The BMCP held a public meeting June 26 to bring concerned citizens up to date on its ongoing efforts and the effects of some major events involving the California Department of Parks and Recreation that occurred in the past year, including last July’s discovery of $54 million in surplus funds, as well as recent legislation concerning state parks.
Prior to the meeting, the BMCP had already handed over $40,000 of community-raised funds (which totaled more than $140,000) to the Parks Department, and that night handed over another $10,000 check earmarked for developing new forms of revenue for the mansion.
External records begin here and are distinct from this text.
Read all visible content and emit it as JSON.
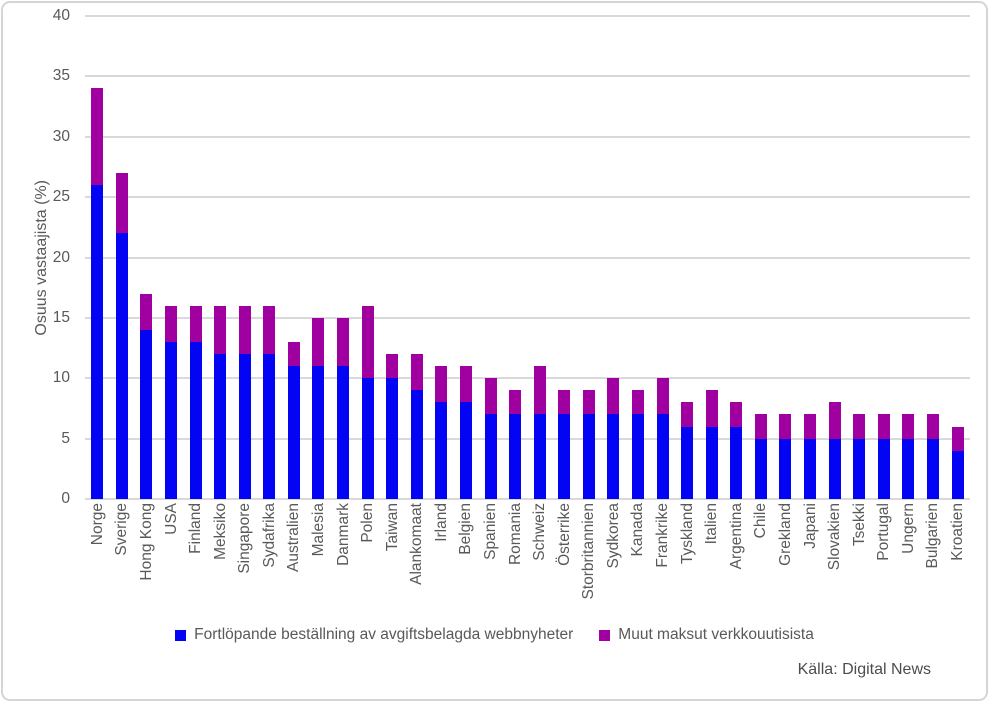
{
  "chart_data": {
    "type": "bar",
    "stacked": true,
    "title": "",
    "xlabel": "",
    "ylabel": "Osuus vastaajista (%)",
    "ylim": [
      0,
      40
    ],
    "yticks": [
      0,
      5,
      10,
      15,
      20,
      25,
      30,
      35,
      40
    ],
    "grid": true,
    "legend_position": "bottom",
    "source": "Källa: Digital News",
    "categories": [
      "Norge",
      "Sverige",
      "Hong Kong",
      "USA",
      "Finland",
      "Meksiko",
      "Singapore",
      "Sydafrika",
      "Australien",
      "Malesia",
      "Danmark",
      "Polen",
      "Taiwan",
      "Alankomaat",
      "Irland",
      "Belgien",
      "Spanien",
      "Romania",
      "Schweiz",
      "Österrike",
      "Storbritannien",
      "Sydkorea",
      "Kanada",
      "Frankrike",
      "Tyskland",
      "Italien",
      "Argentina",
      "Chile",
      "Grekland",
      "Japani",
      "Slovakien",
      "Tsekki",
      "Portugal",
      "Ungern",
      "Bulgarien",
      "Kroatien"
    ],
    "series": [
      {
        "name": "Fortlöpande beställning av avgiftsbelagda webbnyheter",
        "color": "#0404f5",
        "values": [
          26,
          22,
          14,
          13,
          13,
          12,
          12,
          12,
          11,
          11,
          11,
          10,
          10,
          9,
          8,
          8,
          7,
          7,
          7,
          7,
          7,
          7,
          7,
          7,
          6,
          6,
          6,
          5,
          5,
          5,
          5,
          5,
          5,
          5,
          5,
          4
        ]
      },
      {
        "name": "Muut maksut verkkouutisista",
        "color": "#a000a0",
        "values": [
          8,
          5,
          3,
          3,
          3,
          4,
          4,
          4,
          2,
          4,
          4,
          6,
          2,
          3,
          3,
          3,
          3,
          2,
          4,
          2,
          2,
          3,
          2,
          3,
          2,
          3,
          2,
          2,
          2,
          2,
          3,
          2,
          2,
          2,
          2,
          2
        ]
      }
    ],
    "totals": [
      34,
      27,
      17,
      16,
      16,
      16,
      16,
      16,
      13,
      15,
      15,
      16,
      12,
      12,
      11,
      11,
      10,
      9,
      11,
      9,
      9,
      10,
      9,
      10,
      8,
      9,
      8,
      7,
      7,
      7,
      8,
      7,
      7,
      7,
      7,
      6
    ]
  },
  "colors": {
    "grid": "#d9d9d9",
    "axis_text": "#595959",
    "frame_border": "#d5d5d5"
  }
}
BMCP treasurer Debra Lucero said the organization still has about $96,000, which eventually will go to the group’s stated cause of keeping the mansion open. All of the $50,000 donated to date will be matched by the Parks Department because of legislation passed late last year.
The surplus scandal—the state agency was sitting on the $54 million while simultaneously pushing for community organizations’ raising of funds to halt the closure of 70 of California’s 279 state parks—led to Assembly Bill 1478. The bill, which Gov. Jerry Brown signed into law last September, allocated $20.5 million of the discovered funds back toward the Parks Department, with $10 million of that dedicated to matching money raised by community organizations. Spurred by the threatened closures, groups throughout the state have raised more than $7 million to date, Lucero reported.
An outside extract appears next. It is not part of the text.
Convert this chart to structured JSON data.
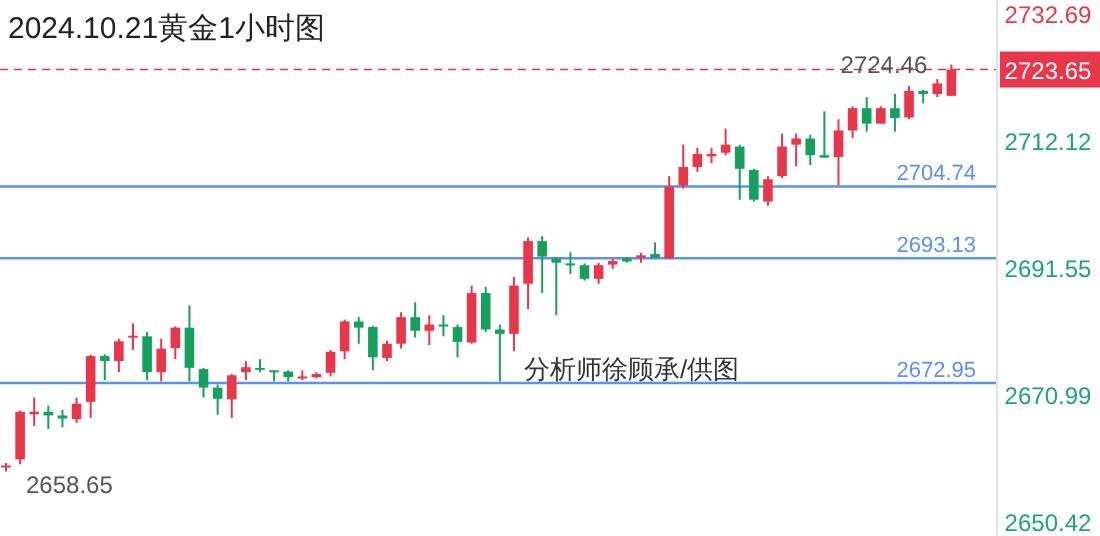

AB 1478 also strengthened the budget-oversight abilities of the State Park and Recreation Commission—a group of nine governor-appointed members that helps the director of Parks Department establish general policies—and funded internal and external investigations into the surplus situation. Additionally, it guarantees all of the parks will remain open until mid-2014.
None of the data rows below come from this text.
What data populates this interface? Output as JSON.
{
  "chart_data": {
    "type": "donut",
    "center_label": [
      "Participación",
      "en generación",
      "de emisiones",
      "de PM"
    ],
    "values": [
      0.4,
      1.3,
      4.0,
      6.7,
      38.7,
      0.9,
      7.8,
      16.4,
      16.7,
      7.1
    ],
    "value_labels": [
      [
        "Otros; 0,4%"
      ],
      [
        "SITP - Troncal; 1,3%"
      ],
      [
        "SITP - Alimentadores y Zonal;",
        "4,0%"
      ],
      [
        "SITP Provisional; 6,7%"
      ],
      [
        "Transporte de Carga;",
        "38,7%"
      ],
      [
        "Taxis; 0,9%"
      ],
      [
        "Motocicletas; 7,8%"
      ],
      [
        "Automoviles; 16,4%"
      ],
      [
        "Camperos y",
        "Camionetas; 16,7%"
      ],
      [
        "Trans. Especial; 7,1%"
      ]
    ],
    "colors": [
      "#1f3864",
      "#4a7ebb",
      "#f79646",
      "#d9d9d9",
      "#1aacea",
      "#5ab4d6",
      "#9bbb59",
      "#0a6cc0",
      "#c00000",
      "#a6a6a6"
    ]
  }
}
Though it’s been granted a two-year reprieve from threatened closure, the mansion’s long-term future is still a concern.
“Sustainability is our code word,” said Lucy Sperling, a member of the BMCP’s board of directors, comparing the mansion to a non-renewable resource in need of ongoing protection.
BMCP board member Susan Hearne outlined some ways the latest $10,000 donation—which will equal $20,000 with matching state funds—can be used to generate revenue, including the construction and maintenance of a better website, and capital for fundraising projects. Hearne also suggested the mansion be more readily accessible for private functions, as well as special cultural and historical events.
Hearne recommended Bidwell Mansion State Historic Park use the funds to pay a liaison to actively seek support from other community organizations and to look at establishing an internship program with Chico State University.
BMCP’s long-term goal is to establish a unique private-public partnership with the state of California for stewardship of the mansion similar to that of the Jack London State Historic Park near Glen Ellen, Lucero said. Last summer it became the first state park to be completely run by a nonprofit organization, the Valley of the Moon Natural History Association. She said this move has had a number of positive effects on that park, including tripling the amount of volunteers signing on to work there.
“What Jack London [SHP] found is that, when the state stepped away, tree trimmers came and volunteered their services, roofers came and put on a roof, and people began to volunteer and take ownership,” Lucero said. “We have the good fortune of State Parks taking care of everything, but that’s not sustainable.”
Lucero also mentioned the Old City Hall Arts Center in Redding, noting that, though not a state park, it has a unique relationship with that city. It is run by the Shasta County Arts Council, with the city committing to pay them $16,000 and provide services equaling another $40,000 annually.
Lucero said the partnership plan is still in its infancy, and that BMCP has no desire to see the mansion completely privatized, or to exclude other organizations like the Bidwell Mansion Association, which runs the gift shop and has helped steward the mansion for decades.
“Some people are afraid of privatization, but that’s not what this is about,” she said. “It’s about keeping an asset that belongs to the state open to the public.”
Lucero noted the state would have to cover the cost of insuring the building and its collection of artifacts to make the plan feasible, but beyond that, the BMCP could cover the lion’s share of the estimated $200,000 a year it costs to keep the mansion open at its current level of service. She said the plan would require legislation, and the BMCP will be appealing to local representatives in the near future.